Figure 6. Directed Hydroxyl Radical Probing of eIF5A Binding to 80S Ribosomal Complexes.

(A) Ribbon representation of T. thermophilus EFP (right panel, pdb 3HUW, (Blaha et al., 2009)) and yeast eIF5A (left panel, pdb 3ER0) showing the protein domains (Roman numerals), the positions of the C23A and C39T mutations (black dots) that removed the native Cys residues in eIF5A, and the sites (Spheres representation) of Cys mutations for tethering Fe(II): Ser36 (green), Lys48 (magenta), Met105 (blue) and Thr126 (red).

(B) Scheme for directed hydroxyl radical cleavage by Fe(II)-BABE modified forms of eIF5A in 80S complexes.

(C) Directed hydroxyl radical cleavage of Met-[³²P]tRNA_i^Met by Fe(II)-BABE- derivatized eIF5A in 80S complexes. Cleavage products were resolved on 10% (w/v) denatured polyacrylamide gels, and cleavage sites on [³²P]tRNA_i^Met were determined by comparison to samples containing eIF5A-ΔC [WT(CysΔ), lane 8]. The tRNA ladders were prepared by digesting Met-[³²P]tRNA_i^Met with RNase T1 (cleaves 3′ of G residue) or by base cleavage (lane 2). The tRNA residue numbers are shown at the left, and cleavage fragments are boxed.

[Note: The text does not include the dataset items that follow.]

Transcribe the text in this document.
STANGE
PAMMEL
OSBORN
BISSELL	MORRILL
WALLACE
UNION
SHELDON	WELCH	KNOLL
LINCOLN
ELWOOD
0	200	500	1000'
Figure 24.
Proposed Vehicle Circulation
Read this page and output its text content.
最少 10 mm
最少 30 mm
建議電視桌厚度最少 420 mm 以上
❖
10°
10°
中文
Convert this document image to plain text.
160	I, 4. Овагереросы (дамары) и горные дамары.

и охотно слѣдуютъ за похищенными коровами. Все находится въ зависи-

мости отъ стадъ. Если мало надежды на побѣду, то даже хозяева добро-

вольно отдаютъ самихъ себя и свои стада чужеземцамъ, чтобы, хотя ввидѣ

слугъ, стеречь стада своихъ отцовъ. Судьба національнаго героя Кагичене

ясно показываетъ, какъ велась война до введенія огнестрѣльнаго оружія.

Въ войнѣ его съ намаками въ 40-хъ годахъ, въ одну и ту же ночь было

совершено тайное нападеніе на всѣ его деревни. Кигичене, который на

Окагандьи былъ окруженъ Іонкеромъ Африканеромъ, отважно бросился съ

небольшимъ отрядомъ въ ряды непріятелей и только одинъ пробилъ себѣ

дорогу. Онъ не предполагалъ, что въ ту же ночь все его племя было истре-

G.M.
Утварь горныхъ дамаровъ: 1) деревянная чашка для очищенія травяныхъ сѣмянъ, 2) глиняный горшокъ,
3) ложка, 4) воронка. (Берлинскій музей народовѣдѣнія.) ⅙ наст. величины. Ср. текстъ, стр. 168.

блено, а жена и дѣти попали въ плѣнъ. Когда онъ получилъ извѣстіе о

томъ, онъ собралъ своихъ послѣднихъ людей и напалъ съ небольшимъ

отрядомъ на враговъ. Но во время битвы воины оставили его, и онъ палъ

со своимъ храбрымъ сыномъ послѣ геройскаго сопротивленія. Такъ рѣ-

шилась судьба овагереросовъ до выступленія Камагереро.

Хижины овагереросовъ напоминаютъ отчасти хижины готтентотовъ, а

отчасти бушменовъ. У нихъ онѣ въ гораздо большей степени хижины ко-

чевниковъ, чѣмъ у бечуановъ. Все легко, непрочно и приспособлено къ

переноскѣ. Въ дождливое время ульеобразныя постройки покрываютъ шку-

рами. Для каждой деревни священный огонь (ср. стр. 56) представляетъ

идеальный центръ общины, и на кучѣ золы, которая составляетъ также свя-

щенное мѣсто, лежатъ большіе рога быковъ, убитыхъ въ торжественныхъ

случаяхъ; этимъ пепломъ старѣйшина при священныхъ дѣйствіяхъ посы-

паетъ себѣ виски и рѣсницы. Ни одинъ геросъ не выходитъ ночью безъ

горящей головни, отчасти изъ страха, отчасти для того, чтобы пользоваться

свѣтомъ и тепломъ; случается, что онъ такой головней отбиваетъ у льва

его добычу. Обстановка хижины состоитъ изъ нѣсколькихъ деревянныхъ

(D) Primer extension analysis of 25S rRNA cleavage fragments produced by Fe(II)-tethered to the indicated positions in eIF5A. U, C: 25S rRNA sequencing reactions using reverse transcriptase and dideoxynucleotides ddATP and ddGTP, respectively. 25S rRNA helices and the position of the L1 stalk are indicated on the left.

(E) Sites of eIF5A-Fe(II)-BABE cleavages are shown on the secondary (left) and three- dimensional (pdb 1YFG, (Basavappa and Sigler, 1991)) structures of tRNA_i^Met. Cleavage sites are color-coded according to the site where Fe(II) was tethered on eIF5A (see panel A).

(F) Summary of 25S rRNA cleavages by eIF5A-Fe(II)-BABE derivatives.